Why Are You Feeling Unhappy When Things Are So Good?
More and better things probably don't make you happier.
Posted Jul 26, 2018
Ask yourself these questions: Are you more likely to live longer of your grandparents? Do you own more things than your parents? Are young males you know more or less likely to see combat than their grandfathers? Are you more or less likely to be a victim of a crime than 30 years ago?
By every objective measure, the quality of life for most people has greatly improved. We are healthier and safer than ever before. Of course, some lives are worse off than before. Your life, your neighbor’s, your community may be amongst those afflicted by a natural disaster, unemployment, crime or drug addiction, for example. But if you look at the total populations, not particular individuals, then the trend is in a positive direction.
That is the argument made by Steven Pinker, professor of cognitive psychology at Harvard University and author of several best-selling books on the state of the world.
Pinker makes his case for our improved condition with graphs, charts, numbers and studies. His assessment seems irrefutable: We live in, if not the best of all possible worlds, at least in times far better than ever before.
If nearly every objective measure of the quality of life is up, then why doesn’t it feel that way to so many? Why hasn’t the level of happiness risen commensurately with the quality of life?
One reason for the disconnect between Pinker’s optimism and general feeling of malaise may be in the methodology used to measure quality of life and happiness. Pinker measures that which is objective and therefore subject to data analysis. Happiness, though, is subjective and notoriously difficult to measure. What is known about the happiness of a person is what they tell the surveyor.
Whether people are happy or not depends upon what you mean by happiness. Psychologists and interviewers assume a definition and then ask respondents questions based upon that definition. But no matter how careful the questions may be phrased, people are responding to how they understand each of the subjective experiences being surveyed.
But isn’t this much like the problem around pain? One person’s experience of pain may be very different from another’s. Medicine has come up with an elegant solution: Ask patients to rate the pain on a scale from 1-10. They are simply reporting that whatever it is that they feel, it is the most excruciating they can imagine.
But happiness is different. If you ask someone who has just taken a hit of heroine to rate their degree of happiness, they may well report it as a ten. Yet the same people may report that they aren’t happy with their lives. This reveals the two different ideas around happiness: happiness as pleasure and happiness as life satisfaction.
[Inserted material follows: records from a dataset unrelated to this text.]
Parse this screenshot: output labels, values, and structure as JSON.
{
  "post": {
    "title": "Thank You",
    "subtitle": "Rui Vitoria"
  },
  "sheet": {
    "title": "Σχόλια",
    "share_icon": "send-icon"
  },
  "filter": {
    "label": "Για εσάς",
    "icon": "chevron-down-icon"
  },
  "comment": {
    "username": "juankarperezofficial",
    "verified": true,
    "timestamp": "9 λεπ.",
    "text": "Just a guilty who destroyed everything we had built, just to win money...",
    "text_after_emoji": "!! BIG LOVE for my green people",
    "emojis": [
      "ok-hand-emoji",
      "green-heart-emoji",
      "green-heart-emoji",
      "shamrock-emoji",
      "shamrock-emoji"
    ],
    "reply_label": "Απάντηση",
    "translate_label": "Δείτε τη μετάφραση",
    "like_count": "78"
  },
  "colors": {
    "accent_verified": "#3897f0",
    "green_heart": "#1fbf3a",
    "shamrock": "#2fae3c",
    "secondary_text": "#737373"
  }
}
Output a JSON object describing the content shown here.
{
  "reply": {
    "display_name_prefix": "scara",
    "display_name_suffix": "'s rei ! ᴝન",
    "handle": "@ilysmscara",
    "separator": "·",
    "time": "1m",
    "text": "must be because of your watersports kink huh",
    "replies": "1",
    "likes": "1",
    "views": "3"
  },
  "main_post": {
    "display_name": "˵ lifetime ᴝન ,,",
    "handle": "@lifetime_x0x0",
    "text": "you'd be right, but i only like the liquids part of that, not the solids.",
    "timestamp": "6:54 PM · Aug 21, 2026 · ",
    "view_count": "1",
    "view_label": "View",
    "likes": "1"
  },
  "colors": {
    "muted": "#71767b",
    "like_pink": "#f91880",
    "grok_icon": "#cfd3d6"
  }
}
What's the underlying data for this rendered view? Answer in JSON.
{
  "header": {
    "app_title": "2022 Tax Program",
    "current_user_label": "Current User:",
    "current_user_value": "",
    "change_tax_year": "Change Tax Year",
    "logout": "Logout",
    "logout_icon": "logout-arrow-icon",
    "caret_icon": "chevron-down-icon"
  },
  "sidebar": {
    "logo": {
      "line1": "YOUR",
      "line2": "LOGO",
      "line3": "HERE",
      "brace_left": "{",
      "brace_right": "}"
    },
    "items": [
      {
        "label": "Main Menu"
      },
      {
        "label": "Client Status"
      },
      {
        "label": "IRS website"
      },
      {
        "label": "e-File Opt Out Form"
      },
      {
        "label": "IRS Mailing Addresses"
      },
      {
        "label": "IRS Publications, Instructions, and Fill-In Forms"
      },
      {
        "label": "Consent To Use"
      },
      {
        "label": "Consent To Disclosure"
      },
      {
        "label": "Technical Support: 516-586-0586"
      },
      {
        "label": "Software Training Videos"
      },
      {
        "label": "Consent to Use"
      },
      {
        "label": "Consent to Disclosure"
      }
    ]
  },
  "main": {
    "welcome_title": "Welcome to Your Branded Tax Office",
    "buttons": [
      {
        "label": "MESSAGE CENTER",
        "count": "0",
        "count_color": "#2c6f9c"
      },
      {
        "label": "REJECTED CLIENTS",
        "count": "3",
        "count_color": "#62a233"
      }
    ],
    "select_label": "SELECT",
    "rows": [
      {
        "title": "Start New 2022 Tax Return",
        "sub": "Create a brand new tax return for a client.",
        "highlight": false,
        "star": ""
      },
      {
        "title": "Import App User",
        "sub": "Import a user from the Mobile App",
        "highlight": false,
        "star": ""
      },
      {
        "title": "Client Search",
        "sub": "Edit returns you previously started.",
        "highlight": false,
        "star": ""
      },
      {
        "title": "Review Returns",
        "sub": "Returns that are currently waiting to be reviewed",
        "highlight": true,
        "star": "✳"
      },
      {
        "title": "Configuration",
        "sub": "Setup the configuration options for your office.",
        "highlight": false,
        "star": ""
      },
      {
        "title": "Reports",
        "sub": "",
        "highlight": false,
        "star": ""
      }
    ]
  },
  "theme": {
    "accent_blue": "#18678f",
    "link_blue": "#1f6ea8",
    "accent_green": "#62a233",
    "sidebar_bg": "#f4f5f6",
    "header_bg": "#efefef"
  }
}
Often this is the difference between short-term happiness (getting high, for example) and long-term happiness (having life-long friends).
So it is possible to claim that people are happier because that which gives pleasure has risen (more income, better health), while at the same time people may feel less satisfied with life and therefore less happy. Things can give us pleasure but relationships give us satisfaction. The problem with a life of greater pleasure is that it may, at some point, undercut the other kind of happiness, which is at least, if not more, important in the long run.
There is little argument that capitalism has been the most successful economic arrangement in history in raising the standard of living. It is largely responsible for many of the advances that Pinker points to—indoor plumbing, better medical treatments, higher literacy rates, etc. But capitalism is also destruction of the bonds that make life truly satisfying. While capitalism promotes innovation and provides goods and services like never before, it undermines personal relations. Just think of technology’s latest good, smart phones. Which is the happier picture in your mind: people around a dining table, each on their phone, or a gathering around a table where there is direct conversation? (In both instances, assume that people like those they are interacting with.)
In his book on ethics, Aristotle recognized that material goods can provide a floor for a happy life. Being ill or impoverished makes happiness more difficult to achieve, for example. However, beyond a certain point, additional material goods don’t add to the goodness of life. Better relations are more likely to lead to greater happiness than having more money.